Now cut to 2003, when another massive big bull run has created another profit opportunity over the last few months. Again, we have several industrialists swapping existing holdings for preferentially allotted shares to make a fast buck. The promoters of TV 18, for instance, sold a million shares at Rs 168.35 on November 7 to a mutual fund. Then on November 14, they immediately approved a preferential issue for themselves at Rs 152 per share. The price was based on the SEBI formula but still worked to their advantage.
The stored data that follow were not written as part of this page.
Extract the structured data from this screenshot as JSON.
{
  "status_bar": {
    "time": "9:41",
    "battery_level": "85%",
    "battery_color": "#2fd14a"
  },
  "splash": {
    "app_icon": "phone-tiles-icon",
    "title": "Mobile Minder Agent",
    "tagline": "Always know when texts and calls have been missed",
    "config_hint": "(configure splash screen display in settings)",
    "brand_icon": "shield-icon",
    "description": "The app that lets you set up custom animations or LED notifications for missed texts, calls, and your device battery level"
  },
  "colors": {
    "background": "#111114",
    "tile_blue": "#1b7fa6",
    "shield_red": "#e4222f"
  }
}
Similarly, Mr.Ramaprasad and Mr.Reddy together sold over four lakh shares of Aurobindo Pharma at the end of August this year. Subsequently, in September, they decided to acquire over 8.5 lakh shares through a preferential issue at Rs 226 a share. The scrip is now ruling at Rs 500 giving them a huge profit opportunity.
A third example is Pantaloon, whose promoters sold 1.9 million shares from their holding to a bunch of mutual funds at Rs 95 each.They then allotted themselves 2.8 million shares at Rs 112 (which is higher than the sale price) to the mutual funds. The price keep moving up and the promoters subsequently offloaded another 4.6 per cent of their equity in the open market at Rs 275 a share and made money.
Although these deals are all completely legal, they are still unfair to a large group of investors who are otherwise called co-owners of the company. It also means that if promoters continue to have a profit opportunity in every bull run, then the preferential allotment rules are not tight enough to plug the loophole.
SEBI itself is looking for answers and a way to end the mischief that is legitimised by its own rules. Hopefully, it will consider the simplest way to end promoter enrichment – which is, to stop the management from voting at the special resolution to clear a preferential allotment to themselves. This is a fair and practical solution. After all, the management is an interested party in such a decision and cannot vote to its advantage. But if shareholders consciously want to reward management by granting them preferential shares, they would still have the freedom to do so.
However, such a decision is not in the jurisdiction of the capital market regulator. It requires changes in the Companies Act, which is a long drawn process.
An interim measure could be to bar preferential allotments to promoters if they have off-loaded their core holding within a one-year period prior to deciding on a preferential allotment to themselves.
When combined with the three-year post allotment lock-in, this would hopefully tighten existing regulations and prevent promoters from taking advantage of sustained bull phases.